“There are no wrong choices – just different outcomes.”
How invested are you in the idea that there are right and wrong choices, and what does it mean about you if you make the ‘wrong’ choice?
For many people the belief that there are right and wrong choices paralyzes their ability to make any choice at all. What if we consider that a choice is a mechanism of growth and evolvement? What if a choice that we make ends with an outcome of struggle or pain or loss or disappointment – does that mean that we’ve failed a test of some sort and we’re a loser, or does it mean that we have the opportunity to glean wisdom from the experience so that the next time we face a similar decision point we have more wisdom born of previous experience informing our decisions? Perhaps our ‘wrong’ choices are what make us wiser, more compassionate, more discerning, and more unconditionally loving people?
The issue is in adhering to a belief that those undesired, or unintended, outcomes demonstrate a failure in who we are rather than the process of who we are becoming. When we allow the fear of ‘wrong’ choices to inhibit our thinking, it keeps us small and stunts our growth. We need to trust that our experiences – good or bad – will evolve our thinking and promote our evolution. Fear of making a mistake causes us to miss out on opportunities to expand our souls.
A ‘mistake’ (or a ‘wrong’ choice) is simply a miss-take. Take one, take two, take three – are we learning anything yet? Are we refining our ability to discern, and can we apply that discernment to our decision making process?
Discernment: The ability to judge well. To perceive or recognize something. To distinguish, or apprehend something. From old Latin – to separate apart.
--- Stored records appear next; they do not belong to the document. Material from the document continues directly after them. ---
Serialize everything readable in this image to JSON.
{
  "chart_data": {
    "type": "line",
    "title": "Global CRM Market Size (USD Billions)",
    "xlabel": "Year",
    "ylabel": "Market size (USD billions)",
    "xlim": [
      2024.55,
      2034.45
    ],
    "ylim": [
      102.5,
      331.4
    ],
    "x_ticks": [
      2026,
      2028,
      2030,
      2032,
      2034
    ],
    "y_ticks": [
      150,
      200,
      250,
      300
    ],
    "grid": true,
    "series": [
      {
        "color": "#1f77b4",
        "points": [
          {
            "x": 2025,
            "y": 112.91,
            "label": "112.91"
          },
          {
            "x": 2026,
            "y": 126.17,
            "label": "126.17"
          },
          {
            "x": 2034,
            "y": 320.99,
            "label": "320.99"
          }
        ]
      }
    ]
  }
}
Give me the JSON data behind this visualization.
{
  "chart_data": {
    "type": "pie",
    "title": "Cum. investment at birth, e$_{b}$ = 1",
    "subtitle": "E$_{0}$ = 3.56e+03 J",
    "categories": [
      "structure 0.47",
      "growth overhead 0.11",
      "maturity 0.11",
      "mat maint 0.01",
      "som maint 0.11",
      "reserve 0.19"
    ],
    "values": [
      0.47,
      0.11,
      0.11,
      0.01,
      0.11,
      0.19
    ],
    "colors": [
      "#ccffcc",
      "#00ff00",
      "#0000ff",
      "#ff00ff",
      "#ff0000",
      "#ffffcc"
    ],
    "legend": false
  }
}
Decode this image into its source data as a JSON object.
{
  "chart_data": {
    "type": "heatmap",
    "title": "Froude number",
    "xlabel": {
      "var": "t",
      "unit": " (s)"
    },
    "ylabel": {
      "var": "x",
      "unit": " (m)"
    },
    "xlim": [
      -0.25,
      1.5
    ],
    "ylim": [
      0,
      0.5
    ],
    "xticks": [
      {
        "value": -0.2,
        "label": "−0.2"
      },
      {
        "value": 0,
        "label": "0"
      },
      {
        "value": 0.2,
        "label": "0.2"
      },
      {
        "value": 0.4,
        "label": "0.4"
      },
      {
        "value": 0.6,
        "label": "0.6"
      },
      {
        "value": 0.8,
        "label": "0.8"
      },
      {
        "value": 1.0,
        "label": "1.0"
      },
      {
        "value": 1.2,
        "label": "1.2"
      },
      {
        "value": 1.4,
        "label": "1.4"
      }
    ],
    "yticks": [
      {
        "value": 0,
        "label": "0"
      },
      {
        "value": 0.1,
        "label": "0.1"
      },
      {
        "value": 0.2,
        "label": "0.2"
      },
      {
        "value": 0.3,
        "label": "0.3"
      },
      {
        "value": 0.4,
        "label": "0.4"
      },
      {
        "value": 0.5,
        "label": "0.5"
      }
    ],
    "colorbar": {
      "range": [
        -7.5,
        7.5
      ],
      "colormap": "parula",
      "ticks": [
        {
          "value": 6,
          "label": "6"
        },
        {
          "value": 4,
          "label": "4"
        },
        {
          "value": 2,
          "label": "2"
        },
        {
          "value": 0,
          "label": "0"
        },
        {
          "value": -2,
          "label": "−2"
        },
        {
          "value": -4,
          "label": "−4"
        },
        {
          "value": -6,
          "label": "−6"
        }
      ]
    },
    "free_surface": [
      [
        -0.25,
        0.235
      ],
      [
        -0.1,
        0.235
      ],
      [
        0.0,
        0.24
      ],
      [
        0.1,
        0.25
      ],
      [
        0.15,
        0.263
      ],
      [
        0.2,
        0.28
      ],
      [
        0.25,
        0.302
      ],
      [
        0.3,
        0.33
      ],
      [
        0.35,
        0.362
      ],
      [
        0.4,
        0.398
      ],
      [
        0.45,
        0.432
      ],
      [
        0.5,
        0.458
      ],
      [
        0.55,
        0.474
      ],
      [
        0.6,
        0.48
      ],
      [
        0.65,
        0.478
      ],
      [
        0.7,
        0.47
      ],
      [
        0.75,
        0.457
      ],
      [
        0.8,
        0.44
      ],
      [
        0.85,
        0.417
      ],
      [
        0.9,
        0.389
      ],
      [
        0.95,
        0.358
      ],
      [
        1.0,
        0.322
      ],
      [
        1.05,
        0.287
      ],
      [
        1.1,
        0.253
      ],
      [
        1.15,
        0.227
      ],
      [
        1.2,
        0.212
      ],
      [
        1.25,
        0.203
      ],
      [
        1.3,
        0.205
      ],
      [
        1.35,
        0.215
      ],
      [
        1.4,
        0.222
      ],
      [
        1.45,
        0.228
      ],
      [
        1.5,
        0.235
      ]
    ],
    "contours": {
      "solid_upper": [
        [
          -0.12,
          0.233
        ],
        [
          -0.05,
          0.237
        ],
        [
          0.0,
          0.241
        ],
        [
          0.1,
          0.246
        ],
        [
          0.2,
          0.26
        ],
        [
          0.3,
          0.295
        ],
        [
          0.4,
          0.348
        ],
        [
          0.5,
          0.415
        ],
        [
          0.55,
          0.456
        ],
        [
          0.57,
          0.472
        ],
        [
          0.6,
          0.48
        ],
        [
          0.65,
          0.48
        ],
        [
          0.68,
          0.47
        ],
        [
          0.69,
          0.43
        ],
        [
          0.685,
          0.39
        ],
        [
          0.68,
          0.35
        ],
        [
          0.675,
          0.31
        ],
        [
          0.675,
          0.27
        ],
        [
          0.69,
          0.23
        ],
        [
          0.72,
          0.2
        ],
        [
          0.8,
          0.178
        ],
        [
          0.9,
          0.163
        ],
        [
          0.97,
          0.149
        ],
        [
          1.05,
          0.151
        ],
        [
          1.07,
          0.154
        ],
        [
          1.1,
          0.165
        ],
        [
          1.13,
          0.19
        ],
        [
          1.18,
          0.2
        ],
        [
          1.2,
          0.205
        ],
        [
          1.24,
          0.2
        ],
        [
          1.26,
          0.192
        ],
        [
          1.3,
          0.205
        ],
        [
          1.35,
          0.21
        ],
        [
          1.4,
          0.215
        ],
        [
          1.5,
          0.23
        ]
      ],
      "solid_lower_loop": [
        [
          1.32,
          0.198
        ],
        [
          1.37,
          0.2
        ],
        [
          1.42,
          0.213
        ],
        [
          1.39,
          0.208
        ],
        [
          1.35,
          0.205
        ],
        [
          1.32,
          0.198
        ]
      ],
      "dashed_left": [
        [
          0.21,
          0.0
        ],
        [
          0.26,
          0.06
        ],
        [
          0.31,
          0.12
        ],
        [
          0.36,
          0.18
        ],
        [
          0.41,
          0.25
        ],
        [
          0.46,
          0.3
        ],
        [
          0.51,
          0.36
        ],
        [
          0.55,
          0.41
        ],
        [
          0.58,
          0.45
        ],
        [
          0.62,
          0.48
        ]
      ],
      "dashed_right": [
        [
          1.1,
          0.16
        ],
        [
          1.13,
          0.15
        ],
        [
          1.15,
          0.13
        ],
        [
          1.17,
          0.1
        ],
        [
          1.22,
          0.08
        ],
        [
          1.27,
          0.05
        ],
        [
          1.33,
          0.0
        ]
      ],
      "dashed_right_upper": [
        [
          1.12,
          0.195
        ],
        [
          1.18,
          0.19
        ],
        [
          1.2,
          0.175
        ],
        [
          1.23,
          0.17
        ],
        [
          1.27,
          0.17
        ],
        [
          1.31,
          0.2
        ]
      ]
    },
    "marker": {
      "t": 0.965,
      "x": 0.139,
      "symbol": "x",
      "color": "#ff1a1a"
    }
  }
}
If you think you’ve ‘done your work’ with a certain situation or type of experience, you can be assured that the Universe will soon present you with the opportunity to put into action that which you profess to have learned. We don’t ‘do our work’ without being given the chance to exercise our newly learned skills. The Universe says “great – you’ve done the work – now show me how you implement those new skills.” You’ll be given a similar choice-point over and over again until you actually apply yourself by taking a different action. A lesson is not complete until we’ve demonstrated our mastery. As they say – the definition of insanity is doing the same thing over and over expecting different results – which is the case then discernment is absent.
The work in discerning and choosing happens in advance of the choice-point. It’s by cultivating our access to the still center within and the ability to connect with that stillness, which allows us to choose from a pool of infinite neutral wisdom (or guidance) with a much greater capacity than our small-selves can manage alone.
As I wrote in this blog, “if we can put even a little bit of space between our thoughts to gain a modicum of perspective on what goes on in our minds 24-7, we start to give ourselves some wiggle room between thought and reaction”. The practice of meditation, or at least the practice of sitting quietly with ourselves and observing our thoughts, is key to developing the space and stillness within that is necessary for our ability to discern between thoughts and emotions. It also serves to broaden our perspective so that ‘right’ and ‘wrong’ no longer seem black and white, but interesting, and sometimes unexpected, pathways to different outcomes.